Dans un premier temps, Samir, alias Sam Tahar, a accédé, depuis la marche inférieure de l'échelle sociale française – celle du fils d'immigrés maghrébins de banlieue – aux plus hautes sphères du pouvoir de la grande bourgeoisie juive américaine, au prix du reniement de son appartenance musulmane troquée contre une orthodoxie juive de façade. Dans un dernier temps, son ancien ami et rival Samuel Baron, s'étant longtemps vautré dans la haine de soi de l'homme de lettres raté et de l'animateur culturel des cités qui dissimule son identité juive (adoptive), accède à une foudroyante réussite littéraire grâce à un ouvrage d'autofiction, La Consolation, qui déforme remarquablement sa biographie placée sous un jour victimaire. Entre les deux temps, la chute, la déchéance absolue du premier est provoquée par son demi-frère, François alias Djamal Yahyaoui, le blond pas même musulman, fils non reconnu d'un député socialiste français avec sa bonne arabe, lequel, depuis son état de petite frappe de quartier, a accédé quelque temps à la fraternité communautariste du djihad, à la réalisation de soi par le radicalisme islamiste, avant d'être arrêté en Afghanistan.
Entre les deux personnages principaux, celui de Nina Roche, la femme qui n'a pour elle que son immense sensualité au seuil du déclin, elle qui semble n'être guère qu'un enjeu de pouvoir et de rivalité érotiques entre eux deux ; ancienne mannequin pour les enseignes de la grande distribution, ce n'est que suite à la déchéance de la rue et du foyer pour femmes en détresse qu'elle va peut-être accéder à une forme d'autonomie par le refus de la « protection » de l'un ou de l'autre.
Je lis donc ce roman, qui date de 2013, peu après L'Insouciance que l'auteure a expressément qualifié de sa suite. Je me convaincs encore une fois de la justesse de la théorie littéraire du menhir : de même que le culte de cette stèle érigée consistait sans doute à lui tourner autour, de même l'écrivain tourne autour de certains de ses thèmes et de ses formes autant de fois qu'il lui faut pour « en faire le tour », sans pouvoir s'en libérer auparavant.
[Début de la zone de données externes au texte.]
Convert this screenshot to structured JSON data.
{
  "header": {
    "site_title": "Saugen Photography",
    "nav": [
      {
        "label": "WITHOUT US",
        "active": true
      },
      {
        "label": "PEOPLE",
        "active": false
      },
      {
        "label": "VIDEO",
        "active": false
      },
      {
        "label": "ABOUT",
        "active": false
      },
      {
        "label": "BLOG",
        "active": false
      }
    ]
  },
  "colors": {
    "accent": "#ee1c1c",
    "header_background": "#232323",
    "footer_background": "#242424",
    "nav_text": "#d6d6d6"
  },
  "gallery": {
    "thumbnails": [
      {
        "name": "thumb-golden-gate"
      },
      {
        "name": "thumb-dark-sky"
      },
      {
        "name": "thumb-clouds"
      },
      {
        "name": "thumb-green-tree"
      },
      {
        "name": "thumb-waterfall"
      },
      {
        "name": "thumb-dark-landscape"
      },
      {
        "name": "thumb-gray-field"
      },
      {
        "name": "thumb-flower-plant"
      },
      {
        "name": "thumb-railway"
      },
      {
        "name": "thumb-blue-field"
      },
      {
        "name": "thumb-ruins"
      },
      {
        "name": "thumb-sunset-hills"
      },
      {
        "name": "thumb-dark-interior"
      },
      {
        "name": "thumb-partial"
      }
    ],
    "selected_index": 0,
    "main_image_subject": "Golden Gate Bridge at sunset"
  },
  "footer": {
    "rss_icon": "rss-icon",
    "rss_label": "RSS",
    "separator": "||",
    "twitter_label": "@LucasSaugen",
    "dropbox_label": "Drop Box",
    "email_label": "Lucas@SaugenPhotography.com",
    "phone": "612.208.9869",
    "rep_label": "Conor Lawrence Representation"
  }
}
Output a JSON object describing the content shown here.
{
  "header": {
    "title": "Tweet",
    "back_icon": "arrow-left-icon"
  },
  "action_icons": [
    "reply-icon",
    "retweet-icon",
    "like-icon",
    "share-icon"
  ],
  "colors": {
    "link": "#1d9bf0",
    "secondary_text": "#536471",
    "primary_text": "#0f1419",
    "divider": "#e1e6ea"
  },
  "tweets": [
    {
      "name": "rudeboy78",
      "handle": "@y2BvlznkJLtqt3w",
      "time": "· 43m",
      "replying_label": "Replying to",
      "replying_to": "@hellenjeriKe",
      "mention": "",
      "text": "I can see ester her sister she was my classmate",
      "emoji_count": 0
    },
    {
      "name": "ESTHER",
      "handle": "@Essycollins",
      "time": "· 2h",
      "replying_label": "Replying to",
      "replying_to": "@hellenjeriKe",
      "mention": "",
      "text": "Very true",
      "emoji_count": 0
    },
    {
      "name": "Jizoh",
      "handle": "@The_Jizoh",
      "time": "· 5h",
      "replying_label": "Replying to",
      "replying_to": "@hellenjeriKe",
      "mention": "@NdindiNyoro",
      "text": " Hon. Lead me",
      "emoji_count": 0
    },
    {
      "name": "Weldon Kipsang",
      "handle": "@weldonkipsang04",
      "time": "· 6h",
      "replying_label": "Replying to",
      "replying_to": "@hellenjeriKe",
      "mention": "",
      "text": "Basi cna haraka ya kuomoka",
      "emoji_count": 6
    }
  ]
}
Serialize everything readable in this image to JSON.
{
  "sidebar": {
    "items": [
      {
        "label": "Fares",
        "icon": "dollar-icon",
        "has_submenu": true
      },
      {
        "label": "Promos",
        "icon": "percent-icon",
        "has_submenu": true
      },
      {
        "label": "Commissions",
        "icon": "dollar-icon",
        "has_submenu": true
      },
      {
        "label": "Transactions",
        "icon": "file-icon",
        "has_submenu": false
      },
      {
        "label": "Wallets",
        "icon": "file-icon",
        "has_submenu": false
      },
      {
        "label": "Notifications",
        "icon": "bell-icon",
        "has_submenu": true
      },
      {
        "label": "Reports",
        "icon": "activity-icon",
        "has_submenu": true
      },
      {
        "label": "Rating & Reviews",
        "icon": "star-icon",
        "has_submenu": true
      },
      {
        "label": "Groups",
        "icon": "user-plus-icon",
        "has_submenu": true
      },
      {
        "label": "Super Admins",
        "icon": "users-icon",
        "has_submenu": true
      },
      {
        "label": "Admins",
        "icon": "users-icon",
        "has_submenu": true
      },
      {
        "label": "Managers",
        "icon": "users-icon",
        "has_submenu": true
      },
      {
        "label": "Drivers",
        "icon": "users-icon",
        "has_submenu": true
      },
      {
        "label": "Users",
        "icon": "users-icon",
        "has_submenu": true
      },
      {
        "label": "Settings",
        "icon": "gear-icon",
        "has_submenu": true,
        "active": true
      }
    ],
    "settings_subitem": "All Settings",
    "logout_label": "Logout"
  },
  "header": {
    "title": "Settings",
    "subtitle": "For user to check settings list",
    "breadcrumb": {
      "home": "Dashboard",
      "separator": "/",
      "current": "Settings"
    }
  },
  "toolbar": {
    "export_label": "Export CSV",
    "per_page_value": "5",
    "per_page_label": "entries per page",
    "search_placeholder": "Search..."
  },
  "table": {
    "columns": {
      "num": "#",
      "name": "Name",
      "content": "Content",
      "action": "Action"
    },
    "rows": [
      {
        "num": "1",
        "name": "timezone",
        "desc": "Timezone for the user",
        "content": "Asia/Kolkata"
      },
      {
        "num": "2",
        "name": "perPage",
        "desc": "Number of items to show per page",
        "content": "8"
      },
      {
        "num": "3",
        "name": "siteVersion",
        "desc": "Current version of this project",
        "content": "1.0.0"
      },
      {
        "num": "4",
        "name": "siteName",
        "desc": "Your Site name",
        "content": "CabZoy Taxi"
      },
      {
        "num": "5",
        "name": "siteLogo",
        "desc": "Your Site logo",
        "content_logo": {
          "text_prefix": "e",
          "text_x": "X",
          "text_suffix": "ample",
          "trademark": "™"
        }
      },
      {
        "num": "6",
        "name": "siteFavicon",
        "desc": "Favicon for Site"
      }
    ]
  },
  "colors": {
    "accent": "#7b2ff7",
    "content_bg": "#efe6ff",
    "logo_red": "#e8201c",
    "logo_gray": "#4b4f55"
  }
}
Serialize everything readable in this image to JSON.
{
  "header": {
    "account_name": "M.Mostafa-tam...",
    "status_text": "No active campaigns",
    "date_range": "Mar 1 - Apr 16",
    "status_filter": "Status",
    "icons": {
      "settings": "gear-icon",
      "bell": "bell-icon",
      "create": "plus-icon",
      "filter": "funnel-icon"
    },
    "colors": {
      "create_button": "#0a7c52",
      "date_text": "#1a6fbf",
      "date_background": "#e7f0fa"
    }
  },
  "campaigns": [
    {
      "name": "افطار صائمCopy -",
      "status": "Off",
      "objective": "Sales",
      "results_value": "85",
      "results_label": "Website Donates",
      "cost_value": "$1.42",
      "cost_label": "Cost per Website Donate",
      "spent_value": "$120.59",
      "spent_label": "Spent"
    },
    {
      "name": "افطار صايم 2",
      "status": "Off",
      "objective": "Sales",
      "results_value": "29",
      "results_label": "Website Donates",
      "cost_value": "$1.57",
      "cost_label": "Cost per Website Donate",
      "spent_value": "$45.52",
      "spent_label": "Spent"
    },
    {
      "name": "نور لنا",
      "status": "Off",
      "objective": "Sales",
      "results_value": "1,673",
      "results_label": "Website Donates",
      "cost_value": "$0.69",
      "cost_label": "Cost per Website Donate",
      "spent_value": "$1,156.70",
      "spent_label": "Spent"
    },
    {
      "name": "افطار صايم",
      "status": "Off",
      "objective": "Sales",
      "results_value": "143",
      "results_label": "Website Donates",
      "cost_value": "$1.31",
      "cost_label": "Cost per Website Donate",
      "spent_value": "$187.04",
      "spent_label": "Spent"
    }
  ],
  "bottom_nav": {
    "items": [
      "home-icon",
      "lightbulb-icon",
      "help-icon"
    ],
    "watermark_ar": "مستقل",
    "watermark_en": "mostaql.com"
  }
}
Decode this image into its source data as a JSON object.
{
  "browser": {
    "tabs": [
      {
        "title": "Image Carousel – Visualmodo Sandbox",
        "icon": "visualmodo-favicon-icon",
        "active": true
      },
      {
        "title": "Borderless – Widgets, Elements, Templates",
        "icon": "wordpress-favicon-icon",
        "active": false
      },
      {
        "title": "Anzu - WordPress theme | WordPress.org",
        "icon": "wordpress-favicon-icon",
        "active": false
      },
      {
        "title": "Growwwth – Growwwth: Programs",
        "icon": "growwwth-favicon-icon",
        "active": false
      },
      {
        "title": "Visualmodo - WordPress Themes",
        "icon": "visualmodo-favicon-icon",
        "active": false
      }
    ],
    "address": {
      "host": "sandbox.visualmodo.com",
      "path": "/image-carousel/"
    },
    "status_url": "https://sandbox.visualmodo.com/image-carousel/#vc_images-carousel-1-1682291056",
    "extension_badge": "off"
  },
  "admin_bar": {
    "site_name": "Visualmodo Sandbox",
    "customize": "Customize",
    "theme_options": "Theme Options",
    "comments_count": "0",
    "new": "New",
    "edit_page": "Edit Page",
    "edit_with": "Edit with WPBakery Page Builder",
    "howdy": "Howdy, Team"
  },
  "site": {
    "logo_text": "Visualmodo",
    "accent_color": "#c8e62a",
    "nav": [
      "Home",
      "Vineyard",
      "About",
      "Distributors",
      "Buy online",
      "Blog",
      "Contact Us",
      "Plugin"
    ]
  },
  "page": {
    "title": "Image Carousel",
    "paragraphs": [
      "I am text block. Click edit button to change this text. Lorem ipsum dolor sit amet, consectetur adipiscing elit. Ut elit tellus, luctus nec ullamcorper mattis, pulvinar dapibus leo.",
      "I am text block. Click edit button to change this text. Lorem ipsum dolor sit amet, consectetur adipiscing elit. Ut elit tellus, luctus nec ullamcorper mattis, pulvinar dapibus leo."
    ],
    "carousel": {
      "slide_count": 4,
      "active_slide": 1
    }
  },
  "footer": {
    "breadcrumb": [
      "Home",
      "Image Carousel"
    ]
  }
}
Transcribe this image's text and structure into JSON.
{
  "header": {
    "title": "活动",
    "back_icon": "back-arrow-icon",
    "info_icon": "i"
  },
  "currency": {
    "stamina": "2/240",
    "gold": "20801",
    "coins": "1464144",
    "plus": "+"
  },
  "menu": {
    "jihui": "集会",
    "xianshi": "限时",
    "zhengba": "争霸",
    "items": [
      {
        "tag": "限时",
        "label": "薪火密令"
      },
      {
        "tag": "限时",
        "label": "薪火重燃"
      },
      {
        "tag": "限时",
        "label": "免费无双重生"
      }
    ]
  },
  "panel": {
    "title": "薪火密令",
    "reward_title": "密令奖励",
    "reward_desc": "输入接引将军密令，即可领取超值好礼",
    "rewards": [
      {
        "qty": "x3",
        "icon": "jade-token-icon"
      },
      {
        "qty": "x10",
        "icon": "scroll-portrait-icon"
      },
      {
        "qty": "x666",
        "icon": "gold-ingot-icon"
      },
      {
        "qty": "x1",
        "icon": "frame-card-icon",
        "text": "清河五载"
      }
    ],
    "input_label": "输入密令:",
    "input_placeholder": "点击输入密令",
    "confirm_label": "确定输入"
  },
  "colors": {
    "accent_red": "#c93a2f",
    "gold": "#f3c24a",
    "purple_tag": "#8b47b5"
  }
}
Si Douce France marque l'initiation au roman social pour Karine Tuil – et une initiation possède toujours quelque chose de magique –, L'Invention de nos vies constitue certainement un premier tour dont L'Insouciance est le second, à mon sens plus abouti. La structure présente des similitudes, notamment dans « le drame » ; le souci du réalisme et l'ancrage à la contemporanéité sont là, de même que les thématiques identitaires – judaïté, racisme, islamisme, discriminations, ghettoïsation ; le personnage féminin est aussi défini par son inscription dans le désir masculin et caractérisé par sa domination, sa soumission ; le style enfin, qui débute dans sa forme la plus rêche, la plus « abrasive » – dirait peut-être l'auteure qui aime bien ce mot [moi aussi] –, ici en particulier par des recherches typographiques et de ponctuation inédites (les comparses identifiés en quelques mots dans des notes de bas de page [j'ai bien aimé!], la scansion descriptive souvent ternaire avec une séparation par barres obliques, quelques mots entiers en capitales d'imprimerie, etc.), qui cependant sont moins mûres, s'estompant grandement au fil des pages sans véritable usage systématique ni sens univoque.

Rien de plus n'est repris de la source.